Все они получат по заслугам. Петерсу тоже достанется, как и Брозовским; он еще воочию увидит, как рухнет карточный домик его фантазий. У фюрера твердая рука, это не то что в старые времена, когда на народ низвергался поток никчемных распоряжений. Хорошо, что мы вовремя встали под знамена, не заперлись в своей норе. Потом-то все понабежали, захотели примазаться. Даже доктор, их сосед, вступил, хотя жена его всегда держалась в сторонке. Штейгер, Ольгин зять, называет их «павшими в марте»[6], таких, как доктор и других, примкнувших в последнюю минуту. Бинерты же с полным правом могут считать себя старыми бойцами, хотя Эдуард никогда не понимал этого…
Окончив ремонт, Шунке нерешительно потоптался.
— Что я еще хотел сказать… Только пойми меня правильно, Минна… Вот, товарищи собрали… Восемнадцать марок двадцать пфеннигов. Это только из моего забоя. Возьми. Это от Красной взаимопомощи. Другие еще не отчислили. Но дадут все…
Шунке засмущался. По отношению к Минне он всегда испытывал некоторое чувство вины.
Осенью он крепко схватился с Юле Гаммером. На юбилейных торжествах рабочего хора Юле окрестил его и всех социал-демократов «социал-фашистами и паразитами». У Юле часто так бывало: в горячке он не выбирал выражений. Но Шунке обиделся и рассвирепел: «Если я такой негодяй, то ты раскольник и государственный нахлебник! Ты чересчур ленив, чтобы работать, потому и бегаешь к нам каждую неделю за пособием».

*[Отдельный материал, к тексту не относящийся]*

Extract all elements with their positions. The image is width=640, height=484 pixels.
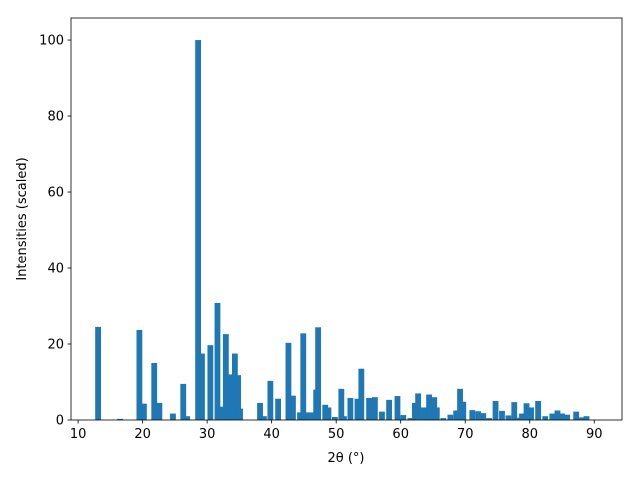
bar [297, 412, 303, 420]
bar [315, 327, 322, 420]
bar [523, 403, 530, 420]
x-tick-label: 30 [199, 427, 216, 442]
y-tick-label: 100 [39, 34, 64, 49]
bar [511, 402, 518, 420]
bar [354, 398, 361, 420]
x-tick-label: 40 [263, 427, 280, 442]
bar [310, 412, 316, 420]
x-tick-label: 20 [134, 427, 151, 442]
bar [386, 399, 392, 420]
x-axis-label: 2θ (°) [327, 451, 364, 466]
bar [549, 413, 556, 420]
bar [227, 374, 234, 420]
bar [261, 416, 267, 420]
bar [214, 302, 221, 420]
bar [480, 413, 487, 420]
bar [400, 415, 407, 420]
y-tick-label: 40 [47, 262, 64, 277]
bar [426, 394, 432, 420]
bar [366, 397, 372, 420]
bar [486, 418, 492, 420]
bar [394, 396, 401, 420]
bar [457, 388, 463, 420]
bar [447, 414, 454, 420]
x-tick-label: 50 [328, 427, 345, 442]
bar [535, 401, 542, 420]
bar [141, 403, 147, 420]
bar [136, 329, 143, 420]
bar [421, 407, 427, 420]
bar [267, 380, 274, 420]
x-tick-label: 60 [392, 427, 409, 442]
bar [300, 333, 307, 420]
bar [207, 345, 214, 420]
y-tick-label: 60 [47, 186, 64, 201]
bar [453, 410, 460, 420]
y-tick-label: 20 [47, 338, 64, 353]
bar [231, 353, 238, 420]
bar [285, 342, 292, 420]
bar [505, 415, 512, 420]
x-tick-label: 80 [521, 427, 538, 442]
bar [117, 418, 123, 420]
bar [275, 398, 282, 420]
bar [499, 410, 505, 420]
bar [199, 353, 205, 420]
bar [433, 407, 440, 420]
y-tick-label: 0 [56, 414, 64, 429]
bar [358, 368, 365, 420]
bar [237, 408, 243, 420]
bar [156, 402, 163, 420]
x-tick-label: 70 [457, 427, 474, 442]
bar [338, 388, 345, 420]
bar [222, 334, 229, 420]
bar [415, 393, 422, 420]
bar [440, 418, 447, 420]
bar [325, 407, 332, 420]
bar [180, 383, 187, 420]
bar [322, 404, 329, 420]
bar [573, 411, 580, 420]
bar [184, 416, 191, 420]
bar [554, 410, 561, 420]
bar [460, 401, 467, 420]
bar [515, 417, 522, 420]
y-tick-label: 80 [47, 110, 64, 125]
bar [371, 397, 378, 420]
bar [559, 413, 565, 420]
bar [542, 416, 549, 420]
bar [218, 406, 225, 420]
bar [469, 410, 476, 420]
bar [95, 326, 102, 420]
bar [304, 412, 311, 420]
bar [257, 402, 263, 420]
bar [583, 416, 590, 420]
x-tick-label: 10 [70, 427, 87, 442]
bar [579, 417, 585, 420]
bar [151, 363, 158, 420]
bar [341, 416, 347, 420]
bar [519, 413, 525, 420]
plot-frame [70, 17, 623, 421]
bar [379, 411, 385, 420]
bar [170, 413, 176, 420]
bar [290, 395, 296, 420]
bar [411, 402, 418, 420]
bar [528, 407, 534, 420]
y-axis-label: Intensities (scaled) [15, 157, 30, 280]
bar [195, 40, 202, 420]
bar [347, 397, 354, 420]
bar [407, 418, 414, 420]
bar [475, 411, 482, 420]
bar [331, 416, 338, 420]
x-tick-label: 90 [586, 427, 603, 442]
bar [235, 375, 242, 420]
bar [564, 414, 571, 420]
bar [492, 401, 499, 420]
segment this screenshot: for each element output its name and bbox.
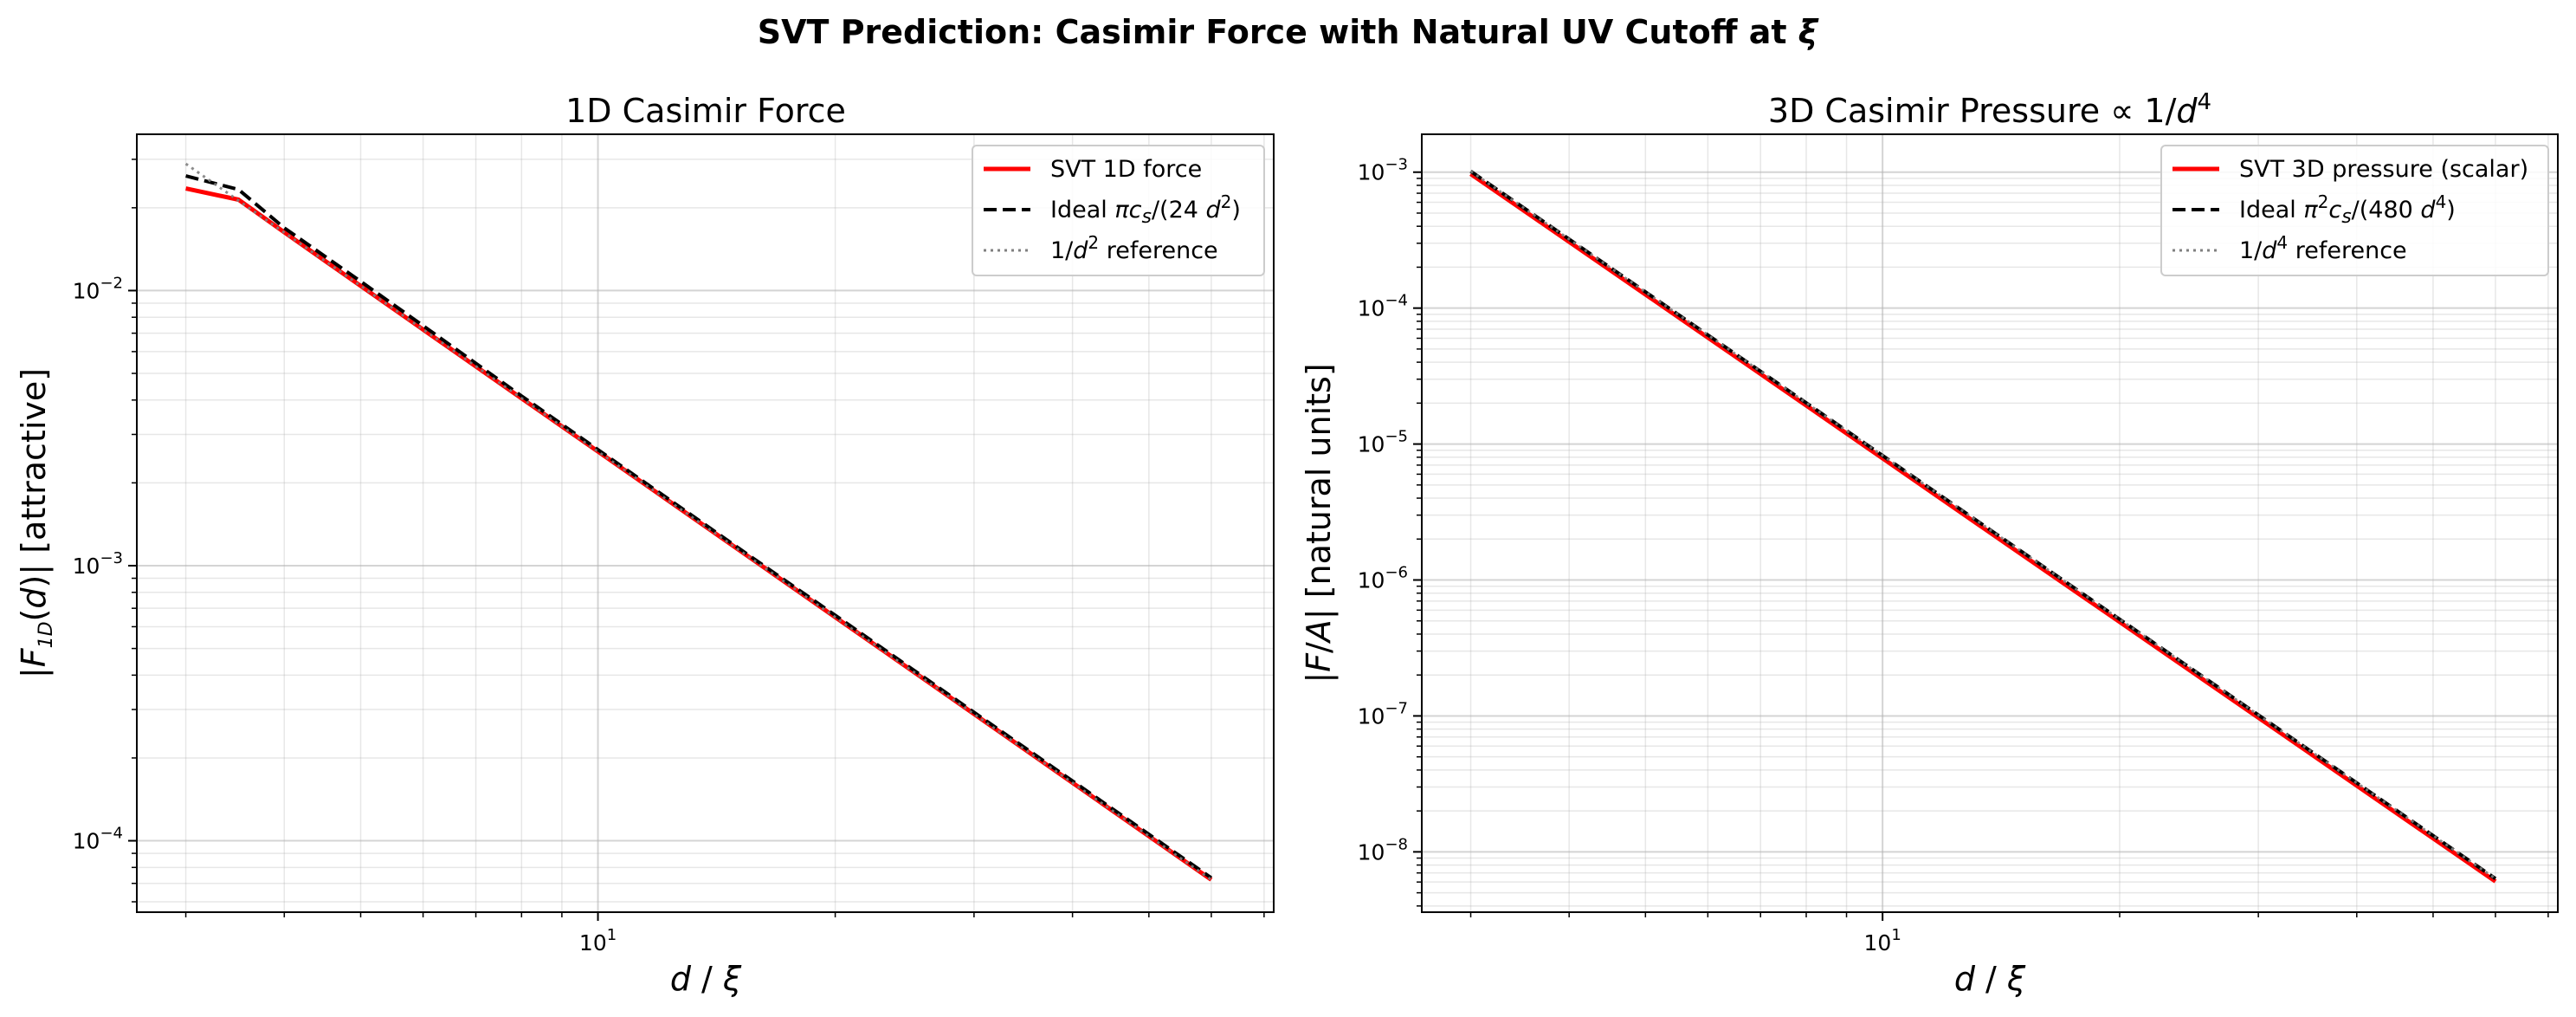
plot-frame [136,133,1275,913]
legend-label-reference: 1/d2 reference [1050,232,1218,264]
y-tick-label: 10−3 [73,549,123,579]
chart-title: 1D Casimir Force [565,92,846,130]
axis-ticks: 101 10−2 10−3 10−4 [73,159,1265,955]
y-tick-label: 10−2 [73,274,123,303]
x-axis-label: d / ξ [1954,960,2026,998]
legend-box [972,145,1265,276]
y-tick-label: 10−3 [1358,156,1408,185]
x-tick-label: 101 [1864,926,1901,955]
chart-title: 3D Casimir Pressure ∝ 1/d4 [1768,89,2211,130]
major-grid [137,134,1274,912]
plot-frame [1421,133,2559,913]
y-tick-label: 10−4 [73,825,123,854]
y-axis-label: |F1D(d)| [attractive] [15,368,57,678]
axis-ticks: 101 10−3 10−4 10−5 10−6 10−7 10−8 [1358,156,2549,955]
y-tick-label: 10−8 [1358,835,1408,865]
x-tick-label: 101 [579,926,617,955]
minor-grid [137,134,1274,912]
series-line-dashed [1469,170,2497,880]
series-line-solid [1469,172,2497,884]
series-line-dashed [185,174,1213,880]
legend-label-ideal: Ideal π2cs/(480 d4) [2239,191,2456,228]
y-tick-label: 10−4 [1358,292,1408,321]
panel-3d-casimir-pressure: 3D Casimir Pressure ∝ 1/d4 10110−310−410… [1300,89,2559,998]
legend: SVT 1D force Ideal πcs/(24 d2) 1/d2 refe… [972,145,1265,276]
y-axis-label: |F/A| [natural units] [1300,363,1339,683]
series-line-dotted [184,162,1212,881]
legend-label-reference: 1/d4 reference [2239,232,2407,264]
legend-label-svt: SVT 1D force [1050,156,1202,183]
y-tick-label: 10−7 [1358,699,1408,729]
legend-label-svt: SVT 3D pressure (scalar) [2239,156,2528,183]
series-group [1469,170,2497,884]
y-tick-label: 10−5 [1358,428,1408,457]
x-axis-label: d / ξ [670,960,742,998]
legend-label-ideal: Ideal πcs/(24 d2) [1050,191,1241,228]
legend: SVT 3D pressure (scalar) Ideal π2cs/(480… [2160,145,2549,276]
series-group [184,162,1213,882]
legend-box [2160,145,2549,276]
figure-suptitle: SVT Prediction: Casimir Force with Natur… [758,13,1819,51]
y-tick-label: 10−6 [1358,564,1408,593]
panel-1d-casimir-force: 1D Casimir Force 101 10−2 10−3 10−4 d / ξ |… [15,92,1275,998]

Минна с мужем развели тогда этих драчливых петухов, а в ноябре, после демонстрации, Юле пришел к Шунке и сказал: «Давай забудем это. Чего только не наговоришь сгоряча».
Шунке все еще служил кассиром в кассе вспомоществования. Работал он там многие годы не за страх, а за совесть. Позавчера он хотел было получить в банке денежное пособие для семей арестованных в Гетштедте «рейхсбаннеровцев», но опоздал. Банковские служащие высмеяли его. Счета оказались закрытыми, а Лаубе, к которому Шунке не без внутренних колебаний обратился, сказал ему, что сейчас переходный период и все само собой разумеется: деньги эти не пропадут, новое правительство хочет лишь оградить себя от возможных злоупотреблений.
6
Имеется в виду капповский путч — неудавшийся контрреволюционный переворот в Германии (март 1920 г.).